En el puente

Por Mario Lozano

La avenida se extiende largamente entre luces de neón, hasta hundirse en vapores luminiscentes que recubren la ciudad. La noche avanza pesada, entre el barullo de sombras humanas que van y vienen en danza interminable por las aceras.

   Las nubes se desmoronan en melancólicas gotas que humedecen con su intermitencia la dureza del asfalto.

   Un puente peatonal se eleva cruzando la avenida como un arcoíris sombrío de hierro y cemento. Suenan los tacones de unas zapatillas por la acera. Giran y ascienden vacilantes  por los escalones metálicos del puente. Un escalón, otro escalón, otro. Empiezan a cruzarlo con lentitud pasmosa, mientras una mano encima de las zapatillas contonea una botella de ron.   

   Hileras de latas pisoteadas, vasos desechables y papel sanitario embrollado se apiñan mugrientos en los ángulos bajos de la calzada del puente. En el aire, el olor a tierra mojada flota revuelto con tufos a leche agria y orines. 

   Las zapatillas se detienen a mitad de la calzada. La botella cae de la mano y se escucha el tintineo de vidrio que se rompe. La mano enciende un cigarro. Éste vuela como luciérnaga en la oscuridad, que se aparta y se acerca a los labios que aspiran. Las bocanadas de humo dibujan en el lienzo de la noche crines plateadas que bailotean lanceadas por la lluvia. Las gotas que hieren al humo crepitan suavemente al caer, hasta que terminan por ahogar la luz y el calor del cigarro que, mojado, salta por el aire trazando una pequeña espiral hacia la garganta de la calle donde lo aplastan las llantas de los automóviles.
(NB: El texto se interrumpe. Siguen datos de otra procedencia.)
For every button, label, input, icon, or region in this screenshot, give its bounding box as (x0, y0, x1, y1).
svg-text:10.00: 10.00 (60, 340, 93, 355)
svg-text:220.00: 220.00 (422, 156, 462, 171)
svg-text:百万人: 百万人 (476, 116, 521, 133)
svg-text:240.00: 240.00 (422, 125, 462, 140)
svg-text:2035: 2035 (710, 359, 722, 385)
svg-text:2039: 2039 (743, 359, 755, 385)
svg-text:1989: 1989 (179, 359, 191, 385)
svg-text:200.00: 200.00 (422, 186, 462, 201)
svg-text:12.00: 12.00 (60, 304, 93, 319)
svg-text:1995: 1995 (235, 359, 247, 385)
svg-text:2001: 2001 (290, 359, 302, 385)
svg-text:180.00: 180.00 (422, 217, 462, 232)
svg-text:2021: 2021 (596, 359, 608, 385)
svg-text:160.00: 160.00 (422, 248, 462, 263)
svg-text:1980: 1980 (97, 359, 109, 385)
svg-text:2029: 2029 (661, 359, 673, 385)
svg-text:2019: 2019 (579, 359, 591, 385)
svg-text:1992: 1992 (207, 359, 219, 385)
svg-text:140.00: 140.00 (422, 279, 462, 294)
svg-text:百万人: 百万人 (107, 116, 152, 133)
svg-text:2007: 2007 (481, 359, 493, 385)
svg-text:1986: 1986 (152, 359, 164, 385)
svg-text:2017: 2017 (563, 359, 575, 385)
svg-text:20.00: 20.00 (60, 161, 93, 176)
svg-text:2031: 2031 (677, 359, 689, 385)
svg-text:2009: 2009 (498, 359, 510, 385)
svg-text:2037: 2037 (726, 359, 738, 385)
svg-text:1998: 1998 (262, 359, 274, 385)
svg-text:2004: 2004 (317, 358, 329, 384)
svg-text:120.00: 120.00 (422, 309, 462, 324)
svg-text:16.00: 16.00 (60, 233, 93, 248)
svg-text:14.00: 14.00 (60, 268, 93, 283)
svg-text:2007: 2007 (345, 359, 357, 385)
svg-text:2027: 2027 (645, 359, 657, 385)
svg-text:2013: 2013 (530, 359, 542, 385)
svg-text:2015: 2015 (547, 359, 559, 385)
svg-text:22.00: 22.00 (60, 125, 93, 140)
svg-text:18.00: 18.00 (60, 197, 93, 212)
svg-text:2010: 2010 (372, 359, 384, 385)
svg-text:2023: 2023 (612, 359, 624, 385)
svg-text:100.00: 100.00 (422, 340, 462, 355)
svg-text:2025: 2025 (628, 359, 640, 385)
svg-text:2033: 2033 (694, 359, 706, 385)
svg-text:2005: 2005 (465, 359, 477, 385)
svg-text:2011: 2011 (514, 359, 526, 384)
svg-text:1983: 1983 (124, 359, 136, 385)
   Las zapatillas se enfilan a la barandilla del puente y trepan despacio. Las varillas humedecidas se quejan por el peso con rechinidos de metal oxidado. Es alto. Abajo braman los  motores de los coches. La melena se encalma rociada por las gotas. Ruedan lágrimas por las mejillas. El rostro parece ahora una roca gris veteada de tizne por el maquillaje corrido. Los ojos son manchas bicolores, como los ocelos en las alas de un triste insecto que se oculta en la basura.

   La botella de ron yace rota, inerme, entre las latas, los vasos y el papel sanitario.

   Unos bostonianos se acercan por las escaleras del puente. Se detienen. Suben deprisa y llegan a la mitad de la calzada donde las gotas de lluvia se han mezclado con las lágrimas de aquel rostro salpicado de vetas.

   Una mano jala suavemente el brazo que había cargado la botella. Una boca. Una oreja. Suenan murmullos. Sollozos. Más murmullos. Los coches, las luces, los transeúntes, el tiempo, todo se congela. Un silencio lúgubre, expectante.

   Al fin los pares de ojos se miran. Las zapatillas descienden despacio de la barandilla del puente. Avanzan por la calzada junto a los bostonianos bajo un paraguas que acaba de abrirse. Los flanquean hileras de latas pisoteadas, vasos desechables y papel sanitario embrollado. La lluvia ha lavado las heridas del aire y ahora se respira un olor fresco a humedad.

   Las zapatillas, los bostonianos y el paraguas bajan del puente. Caminan sobre la acera entre el barullo de sombras humanas hasta alejarse y hundirse en los vapores luminiscentes que recubren la ciudad.